I get hives just imagining having to deal with twenty-two kids, all of whom have competing needs for attention. I can’t imagine how rattled a teacher’s brain gets dealing with the same personalities every single day and having to smile through it. They have to always be “on” whether they feel like it or not. And, (cue horror music) they have to deal with neurotic parents like me.
I’m always amazed at the harsh criticism tossed at great teachers. “They only teach five classes a day;” “Their bosses rarely bother them;”  “They get winter and spring breaks, and they have summers off.” I think those people should have to teach for a week because they would find after one day that those five classes include no bathroom breaks, no personal phone calls, no games of Bejeweled, and no gossiping with their office mate. They’ll also find that those twenty-plus students are the bosses. Not only are they silently (and not so silently) critiquing your performance, they tell their parents every move you make and repeat every word you say. If you’re not careful you’ll be called before the Board of Education to answer for an incident that you don’t even recall happening. And let’s be real, most offices don’t have twenty people working in the same room elbow to elbow, swimming in the sneezing, coughing, runny noses, feverish cesspool of the classroom. Teaching may be a calling, but if someone is sneezing all over me for five consecutive classes, I’m calling their parents. The breaks and summers off are necessary for a teacher’s body to recover from “the assault of the classroom germs.” 
True, I teach preschool to fund my writing, but that’s completely different, and no comparison to teaching older kids. Teaching two and three-year olds is almost like working in a nursing home. There’s no filter between brain and mouth; they’re always chasing the next meal; they love to talk about bowel movements; there are diapers and accidents, and they love to let you know exactly how they feel about you, “I don’t like you. You’re not coming to my birthday party.” And there are no pre-pubescent/pubescent/post-pubescent hormonal imbalances to deal with. Preschoolers are either over-the-moon happy or cranky because they’re missing their teeth or haven’t pooped for two days.
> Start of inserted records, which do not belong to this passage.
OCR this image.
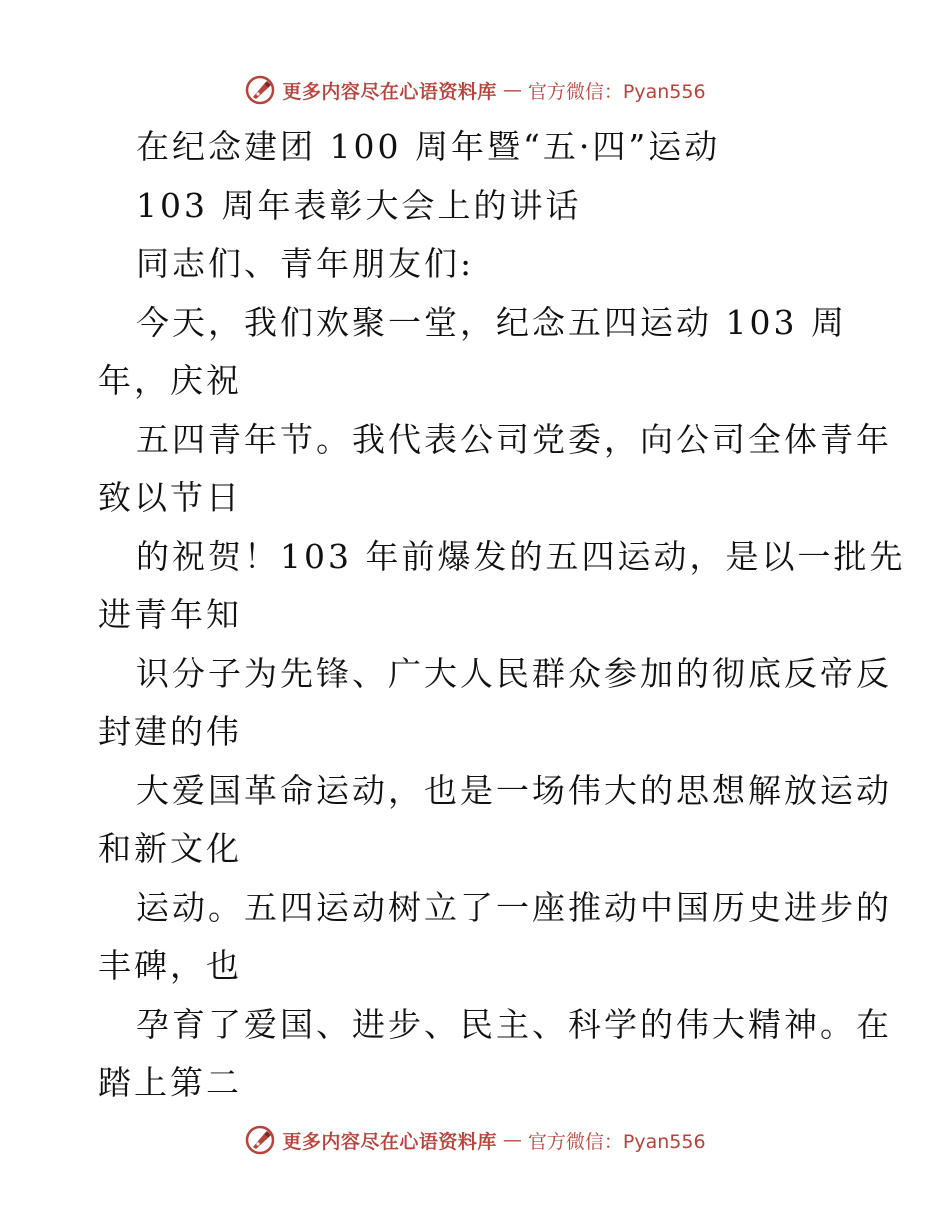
更多内容尽在心语资料库 — 官方微信：Pyan556
在纪念建团 100 周年暨“五·四”运动
103 周年表彰大会上的讲话
同志们、青年朋友们:
今天，我们欢聚一堂，纪念五四运动 103 周
年，庆祝
五四青年节。我代表公司党委，向公司全体青年
致以节日
的祝贺！103 年前爆发的五四运动，是以一批先
进青年知
识分子为先锋、广大人民群众参加的彻底反帝反
封建的伟
大爱国革命运动，也是一场伟大的思想解放运动
和新文化
运动。五四运动树立了一座推动中国历史进步的
丰碑，也
孕育了爱国、进步、民主、科学的伟大精神。在
踏上第二
更多内容尽在心语资料库 — 官方微信：Pyan556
And they tell you everything, I mean everything, that they hear at home. My all-time favorite was a little three-year old girl who confided in me during snack, “My daddy has to go to Target and get more balls because Grandma told Grandpa that Mommy took his when they got married.”
What can I say? Working with the little people is fun. I love being evolved with them.  

1 comment:

  1. No matter how bad my day is, (and today got hairy) I can always count on a good laugh when reading your stories. thanks as always.